Alberto Fernandez Sabater

Alberto Fernández Sabater

MBA '03, CEO, Healthcare Activos

Industry

Health Care

Betting on Better Health Care in Southern Europe

When Alberto Fernández Sabater (MBA ’03) selected JPMorgan for a summer internship in 2002, the dot-com bubble had burst and banks weren’t hiring. A job in a buzzworthy group like consumer, financial institutions, or technology, media and telecom wasn’t available.

“‘Sorry, you’re going to health care,’” Fernandez says the hiring manager told him. “But let me tell you something: Health care is the only industry that has been growing for the last 20 years and will continue to grow for the next 20.”

Seventeen years later, the prediction is on point, and Fernandez is proof. As the sector evolved, his career in investment banking with a health care focus soared. Fernandez worked at JPMorgan, Rothschild and Blackstone/PJT, where he led the health care industry team in Europe for three years. In January, he became CEO of Healthcare Activos after helping found it and three years of board service.

With €500 million in assets under management in Spain, the Madrid-based firm’s two funds invest in health care real estate.

The portfolio includes nursing homes, acute-care hospitals and social health centers, with plans to add diagnostic centers and clinics for specialized medicine and mental health.

“Health care is one of the few industries where, if you invest in better quality and more technology, not only do you provide better care for your patients, but you’re more successful,” Fernandez says. “Doing the right thing is better for patients, better for the payer because it’s cheaper — the majority of health care in Europe is publicly funded — and better for the provider because it’s more profitable.”

Health care even a decade from now will look dramatically different, he says, calling the industry “fascinating.” Industry observers predict more outpatient surgeries, services for seniors and use of telemedicine. Less time will be spent in doctors’ offices and hospital beds.
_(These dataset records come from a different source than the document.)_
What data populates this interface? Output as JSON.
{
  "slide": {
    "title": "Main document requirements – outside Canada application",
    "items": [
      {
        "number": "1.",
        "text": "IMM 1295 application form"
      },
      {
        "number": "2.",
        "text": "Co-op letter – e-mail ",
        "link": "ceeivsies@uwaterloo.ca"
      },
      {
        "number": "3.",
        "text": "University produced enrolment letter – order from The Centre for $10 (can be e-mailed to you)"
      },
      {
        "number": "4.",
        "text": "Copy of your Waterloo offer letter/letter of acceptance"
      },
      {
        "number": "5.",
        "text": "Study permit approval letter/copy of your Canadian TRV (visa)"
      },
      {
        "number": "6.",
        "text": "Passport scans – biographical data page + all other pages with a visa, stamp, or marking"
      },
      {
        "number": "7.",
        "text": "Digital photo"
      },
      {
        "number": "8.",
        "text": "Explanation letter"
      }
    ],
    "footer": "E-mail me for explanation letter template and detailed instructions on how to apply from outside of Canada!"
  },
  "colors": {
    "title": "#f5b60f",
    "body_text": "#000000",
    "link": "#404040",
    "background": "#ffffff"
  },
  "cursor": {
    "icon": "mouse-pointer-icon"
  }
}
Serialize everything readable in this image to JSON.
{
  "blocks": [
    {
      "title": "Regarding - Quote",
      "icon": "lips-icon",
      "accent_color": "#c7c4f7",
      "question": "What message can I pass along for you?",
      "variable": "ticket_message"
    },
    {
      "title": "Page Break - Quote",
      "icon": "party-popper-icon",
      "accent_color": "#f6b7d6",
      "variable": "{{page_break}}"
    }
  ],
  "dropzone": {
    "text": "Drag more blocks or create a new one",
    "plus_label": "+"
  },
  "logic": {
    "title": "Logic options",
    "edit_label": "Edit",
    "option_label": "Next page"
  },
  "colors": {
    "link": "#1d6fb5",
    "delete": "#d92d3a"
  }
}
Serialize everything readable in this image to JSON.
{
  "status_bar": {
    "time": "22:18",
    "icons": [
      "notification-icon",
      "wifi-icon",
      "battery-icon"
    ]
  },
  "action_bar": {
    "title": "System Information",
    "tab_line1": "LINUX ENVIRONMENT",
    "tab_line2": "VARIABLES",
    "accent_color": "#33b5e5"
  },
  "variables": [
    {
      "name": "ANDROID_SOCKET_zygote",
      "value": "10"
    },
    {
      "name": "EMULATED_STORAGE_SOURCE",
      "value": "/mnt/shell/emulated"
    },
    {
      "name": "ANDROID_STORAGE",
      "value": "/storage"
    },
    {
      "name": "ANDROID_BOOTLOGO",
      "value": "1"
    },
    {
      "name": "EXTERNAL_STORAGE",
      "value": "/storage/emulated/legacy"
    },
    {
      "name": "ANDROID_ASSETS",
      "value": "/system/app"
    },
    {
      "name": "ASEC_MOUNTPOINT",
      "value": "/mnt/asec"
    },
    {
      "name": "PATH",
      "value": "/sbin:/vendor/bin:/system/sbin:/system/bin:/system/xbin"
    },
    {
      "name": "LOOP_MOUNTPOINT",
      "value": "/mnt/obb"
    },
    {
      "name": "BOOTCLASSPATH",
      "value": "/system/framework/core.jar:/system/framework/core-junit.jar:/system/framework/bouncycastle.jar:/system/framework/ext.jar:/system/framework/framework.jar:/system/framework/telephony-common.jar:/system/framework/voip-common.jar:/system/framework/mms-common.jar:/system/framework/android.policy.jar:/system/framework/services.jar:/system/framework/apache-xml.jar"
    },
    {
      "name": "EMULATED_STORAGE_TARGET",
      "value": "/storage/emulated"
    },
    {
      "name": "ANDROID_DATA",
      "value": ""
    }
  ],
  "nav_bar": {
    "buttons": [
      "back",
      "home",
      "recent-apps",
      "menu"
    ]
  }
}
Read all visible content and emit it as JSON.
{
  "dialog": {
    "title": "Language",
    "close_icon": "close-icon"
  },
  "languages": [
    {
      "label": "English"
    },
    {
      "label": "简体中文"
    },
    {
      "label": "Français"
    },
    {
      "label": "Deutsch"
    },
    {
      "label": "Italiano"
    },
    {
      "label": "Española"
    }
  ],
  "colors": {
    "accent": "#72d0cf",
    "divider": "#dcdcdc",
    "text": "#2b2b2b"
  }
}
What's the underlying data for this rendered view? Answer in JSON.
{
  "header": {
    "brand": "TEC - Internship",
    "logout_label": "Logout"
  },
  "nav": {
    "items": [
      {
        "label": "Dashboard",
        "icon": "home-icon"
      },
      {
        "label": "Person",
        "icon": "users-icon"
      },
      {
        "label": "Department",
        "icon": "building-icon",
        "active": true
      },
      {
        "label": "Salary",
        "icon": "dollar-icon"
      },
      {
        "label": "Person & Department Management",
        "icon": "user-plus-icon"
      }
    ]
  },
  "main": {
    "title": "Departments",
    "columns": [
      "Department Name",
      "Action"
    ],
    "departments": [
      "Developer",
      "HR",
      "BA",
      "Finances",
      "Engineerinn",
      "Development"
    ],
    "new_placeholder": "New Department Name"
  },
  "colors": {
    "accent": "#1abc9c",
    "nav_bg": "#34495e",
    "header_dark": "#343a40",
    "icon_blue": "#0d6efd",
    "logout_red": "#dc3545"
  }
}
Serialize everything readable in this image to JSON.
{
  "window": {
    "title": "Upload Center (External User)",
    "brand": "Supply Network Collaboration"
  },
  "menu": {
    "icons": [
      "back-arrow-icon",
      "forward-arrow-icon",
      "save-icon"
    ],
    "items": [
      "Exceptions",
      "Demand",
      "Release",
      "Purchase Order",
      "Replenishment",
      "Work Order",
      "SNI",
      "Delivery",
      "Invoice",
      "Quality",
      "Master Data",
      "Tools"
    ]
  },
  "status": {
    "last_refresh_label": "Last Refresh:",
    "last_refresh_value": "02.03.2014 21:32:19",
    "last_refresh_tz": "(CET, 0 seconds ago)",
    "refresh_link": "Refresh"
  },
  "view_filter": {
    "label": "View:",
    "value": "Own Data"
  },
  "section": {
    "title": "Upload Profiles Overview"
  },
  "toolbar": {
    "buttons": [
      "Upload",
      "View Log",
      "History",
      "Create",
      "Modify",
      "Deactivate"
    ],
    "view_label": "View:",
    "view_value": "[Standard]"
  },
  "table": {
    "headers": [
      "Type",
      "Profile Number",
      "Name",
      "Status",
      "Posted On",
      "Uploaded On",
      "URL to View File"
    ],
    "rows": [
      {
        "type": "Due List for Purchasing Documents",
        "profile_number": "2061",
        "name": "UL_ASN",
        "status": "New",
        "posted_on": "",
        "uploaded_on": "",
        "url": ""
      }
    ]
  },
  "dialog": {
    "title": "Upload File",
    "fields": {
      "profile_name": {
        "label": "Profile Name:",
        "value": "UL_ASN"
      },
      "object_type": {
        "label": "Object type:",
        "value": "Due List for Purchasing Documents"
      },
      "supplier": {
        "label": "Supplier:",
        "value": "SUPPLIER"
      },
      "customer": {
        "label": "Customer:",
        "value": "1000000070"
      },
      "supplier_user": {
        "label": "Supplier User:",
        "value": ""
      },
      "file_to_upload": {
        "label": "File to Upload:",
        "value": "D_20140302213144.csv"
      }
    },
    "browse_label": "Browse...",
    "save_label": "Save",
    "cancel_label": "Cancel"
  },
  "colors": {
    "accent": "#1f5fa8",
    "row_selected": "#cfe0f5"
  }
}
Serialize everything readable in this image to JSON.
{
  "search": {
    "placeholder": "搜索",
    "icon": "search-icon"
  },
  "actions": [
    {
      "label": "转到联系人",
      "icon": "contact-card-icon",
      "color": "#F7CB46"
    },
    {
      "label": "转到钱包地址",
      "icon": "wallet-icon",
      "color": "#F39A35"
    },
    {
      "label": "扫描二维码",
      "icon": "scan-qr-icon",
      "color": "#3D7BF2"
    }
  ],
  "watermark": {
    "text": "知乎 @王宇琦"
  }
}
Healthcare Activos owns more than 40 buildings – 35 already in operation and 9 under construction – and it plans to continue growing significantly in the coming months and years in Southern Europe.

Fernandez says he is in full-on entrepreneur mode, following the creative impulse that emerges when learning something new. It reminds him of his time at Darden, where he found the right mix of rigorous academics and entrepreneurial, outside-the-box thinking. In one of his favorite classes, “Organizational Behavior” with Professor Jim Clawson, he learned about flow theory.

“When you are in flow, which means that you sit at your desk doing what you have to do, the time flies and you realize you’re in the zone. You really feel you are succeeding at what you are doing,” he says. “The reality is when I finish work, I realize, whoa, Clawson, I’ve been in flow a long time today.”